About 3,000 cases are reported annually in the nation, and from 10 percent to 12 percent of cases are fatal, according to the U.S. Centers for Disease Control and Prevention.
About 20 percent of survivors suffer brain damage, kidney disease, loss of hearing or loss of limbs, among other long-term consequences.
Lisa Mendez, chief of the state Health Department's immunization program, said meningitis has two peaks -- affecting infants under 1 year old and adolescents and young adults, 15 to 21.
Meningococcal vaccinations are recommended for university students living in close contact with others, especially freshmen in dormitories and residence halls, she said.
"This is an organism that only dwells in humans," she said, explaining it is carried in nasal passages. "You have to have direct contact with another human to acquire the organism."
Students can be exposed in bars, through active or passive smoking, irregular sleep patterns, lack of proper nutrition and sharing personal items.
Coughing and kissing are other routes for the bacteria.
Symptoms resemble the flu or other illnesses with minor fever and can include high fever, headache, stiff neck, nausea, fatigue, confusion and discomfort looking into bright lights, the CDC said.
"It typically comes on so quickly and suddenly; the onset is pretty abrupt," Mendez said. "A person sick enough to end up in a doctor's office is often sent right away to emergency."
Untreated, it can lead within hours to shock, death or serious complications. "For those who survive it, it can be quite devastating," Mendez said.
A Louisiana State University student died Wednesday from meningitis, the Times-Picayune newspaper reported. Several outbreaks and a number of deaths have been reported on U.S. campuses in the past 10 years.
Mendez said Hawaii's reported meningitis cases have been relatively low, fewer than 10 a year since 2002 across different ages. Four cases have been reported so far this year, she said.
Vaccinations are not required for meningococcal meningitis, but the CDC's Advisory Committee on Immunization Practices recommends them for 11- to 12-year-olds, Mendez said.

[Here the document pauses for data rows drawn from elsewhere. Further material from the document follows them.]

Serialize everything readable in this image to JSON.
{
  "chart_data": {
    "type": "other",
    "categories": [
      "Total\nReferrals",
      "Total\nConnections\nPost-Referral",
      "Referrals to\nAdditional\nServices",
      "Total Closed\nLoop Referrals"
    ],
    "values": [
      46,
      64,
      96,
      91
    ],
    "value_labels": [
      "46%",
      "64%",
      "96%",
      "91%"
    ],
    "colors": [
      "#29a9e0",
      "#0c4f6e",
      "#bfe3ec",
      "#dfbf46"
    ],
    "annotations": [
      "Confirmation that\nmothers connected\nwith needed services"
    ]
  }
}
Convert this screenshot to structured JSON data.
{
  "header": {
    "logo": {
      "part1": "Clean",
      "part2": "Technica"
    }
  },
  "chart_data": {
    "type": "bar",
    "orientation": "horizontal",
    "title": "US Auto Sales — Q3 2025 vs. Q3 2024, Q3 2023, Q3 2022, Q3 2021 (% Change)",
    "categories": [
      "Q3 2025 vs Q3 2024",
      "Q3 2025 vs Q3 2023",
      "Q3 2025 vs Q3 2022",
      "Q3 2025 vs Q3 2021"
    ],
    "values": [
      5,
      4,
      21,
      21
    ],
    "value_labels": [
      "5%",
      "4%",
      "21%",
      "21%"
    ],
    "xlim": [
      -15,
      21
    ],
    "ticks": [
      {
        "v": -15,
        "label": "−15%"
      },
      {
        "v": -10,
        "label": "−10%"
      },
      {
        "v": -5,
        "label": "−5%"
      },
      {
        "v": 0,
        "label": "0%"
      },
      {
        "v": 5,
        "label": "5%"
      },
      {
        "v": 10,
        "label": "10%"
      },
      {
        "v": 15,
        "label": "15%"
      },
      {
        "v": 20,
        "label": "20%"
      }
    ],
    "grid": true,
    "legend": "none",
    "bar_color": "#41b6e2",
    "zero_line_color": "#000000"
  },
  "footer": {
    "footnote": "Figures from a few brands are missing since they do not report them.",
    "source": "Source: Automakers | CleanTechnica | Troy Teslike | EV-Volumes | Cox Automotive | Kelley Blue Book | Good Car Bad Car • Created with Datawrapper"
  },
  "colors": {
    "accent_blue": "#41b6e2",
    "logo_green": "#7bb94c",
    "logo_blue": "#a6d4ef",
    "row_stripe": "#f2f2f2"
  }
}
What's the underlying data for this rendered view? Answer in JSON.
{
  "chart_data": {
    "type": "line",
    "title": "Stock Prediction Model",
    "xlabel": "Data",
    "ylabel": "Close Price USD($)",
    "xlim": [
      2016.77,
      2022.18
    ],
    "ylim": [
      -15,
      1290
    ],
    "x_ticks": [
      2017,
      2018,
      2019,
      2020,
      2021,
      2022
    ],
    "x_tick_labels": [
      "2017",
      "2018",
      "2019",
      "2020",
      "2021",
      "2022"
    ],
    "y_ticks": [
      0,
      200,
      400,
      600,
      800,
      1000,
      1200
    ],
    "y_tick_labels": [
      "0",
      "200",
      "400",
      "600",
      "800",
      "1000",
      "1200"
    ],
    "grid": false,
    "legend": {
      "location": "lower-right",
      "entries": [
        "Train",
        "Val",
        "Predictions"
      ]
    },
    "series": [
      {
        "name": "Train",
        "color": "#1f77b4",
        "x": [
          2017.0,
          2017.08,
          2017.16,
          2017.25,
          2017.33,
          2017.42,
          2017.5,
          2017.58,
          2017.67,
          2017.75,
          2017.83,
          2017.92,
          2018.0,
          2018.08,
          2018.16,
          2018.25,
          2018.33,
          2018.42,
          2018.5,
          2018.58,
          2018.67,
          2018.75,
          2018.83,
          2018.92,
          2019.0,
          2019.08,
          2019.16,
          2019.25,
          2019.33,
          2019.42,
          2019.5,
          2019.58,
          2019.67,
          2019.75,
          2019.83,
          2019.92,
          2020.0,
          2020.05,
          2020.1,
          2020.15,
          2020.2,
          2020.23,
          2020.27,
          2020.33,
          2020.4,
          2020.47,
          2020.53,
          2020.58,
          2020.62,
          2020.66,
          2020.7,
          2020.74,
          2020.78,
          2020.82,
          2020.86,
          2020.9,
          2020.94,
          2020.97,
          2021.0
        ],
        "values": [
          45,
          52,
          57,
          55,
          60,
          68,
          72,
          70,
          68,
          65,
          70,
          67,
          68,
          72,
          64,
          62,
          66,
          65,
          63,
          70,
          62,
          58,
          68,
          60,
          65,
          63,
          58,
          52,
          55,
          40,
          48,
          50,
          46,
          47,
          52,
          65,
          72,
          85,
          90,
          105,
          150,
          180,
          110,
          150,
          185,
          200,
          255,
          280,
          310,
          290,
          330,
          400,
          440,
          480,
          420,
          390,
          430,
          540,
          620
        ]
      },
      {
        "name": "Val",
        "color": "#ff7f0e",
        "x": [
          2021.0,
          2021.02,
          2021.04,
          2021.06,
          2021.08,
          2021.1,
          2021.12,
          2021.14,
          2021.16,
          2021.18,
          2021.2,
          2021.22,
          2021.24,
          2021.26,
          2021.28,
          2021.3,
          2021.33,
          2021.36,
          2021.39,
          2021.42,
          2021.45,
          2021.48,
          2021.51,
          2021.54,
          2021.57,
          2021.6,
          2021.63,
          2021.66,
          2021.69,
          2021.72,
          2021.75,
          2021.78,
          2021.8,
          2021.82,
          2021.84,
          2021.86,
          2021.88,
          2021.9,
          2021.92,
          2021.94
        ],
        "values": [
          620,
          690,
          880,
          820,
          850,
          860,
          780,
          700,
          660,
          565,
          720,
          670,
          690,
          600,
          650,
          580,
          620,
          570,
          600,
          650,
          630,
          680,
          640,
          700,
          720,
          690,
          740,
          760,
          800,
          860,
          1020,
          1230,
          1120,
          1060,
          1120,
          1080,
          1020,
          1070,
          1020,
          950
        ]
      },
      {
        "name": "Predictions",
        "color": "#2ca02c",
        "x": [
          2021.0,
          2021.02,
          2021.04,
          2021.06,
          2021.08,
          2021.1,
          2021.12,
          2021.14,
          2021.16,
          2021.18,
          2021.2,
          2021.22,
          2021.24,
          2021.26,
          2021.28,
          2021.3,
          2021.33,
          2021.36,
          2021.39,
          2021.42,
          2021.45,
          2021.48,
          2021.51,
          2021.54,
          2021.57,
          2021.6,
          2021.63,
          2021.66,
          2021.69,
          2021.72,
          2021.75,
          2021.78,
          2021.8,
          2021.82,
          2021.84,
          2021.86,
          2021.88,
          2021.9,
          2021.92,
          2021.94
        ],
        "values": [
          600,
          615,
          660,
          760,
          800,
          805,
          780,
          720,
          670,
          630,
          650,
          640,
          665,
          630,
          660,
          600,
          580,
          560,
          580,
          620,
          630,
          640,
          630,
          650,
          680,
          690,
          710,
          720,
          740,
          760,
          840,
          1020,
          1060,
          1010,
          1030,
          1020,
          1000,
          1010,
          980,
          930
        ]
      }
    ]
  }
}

Those who do not get the shots at that age should get them at age 15, before entering high school, or at 18 before going to college, she said.
Dede Howa, University of Hawaii health educator for the University Health Services, said all incoming freshmen living in campus residency halls should be vaccinated.
The vaccine is offered at the campus health clinic, 1710 East West Road. Most insurance covers the majority of the cost, she said.
A new meningitis vaccine, Menactra, was approved recently by the Food and Drug Administration, offering protection for up to eight years. The previous vaccine, Menomune, offers protection for three to five years, then requires a booster shot.
Both vaccines protect against four types of bacteria that account for about two-thirds of meningitis cases among college students, according to the University Health Services.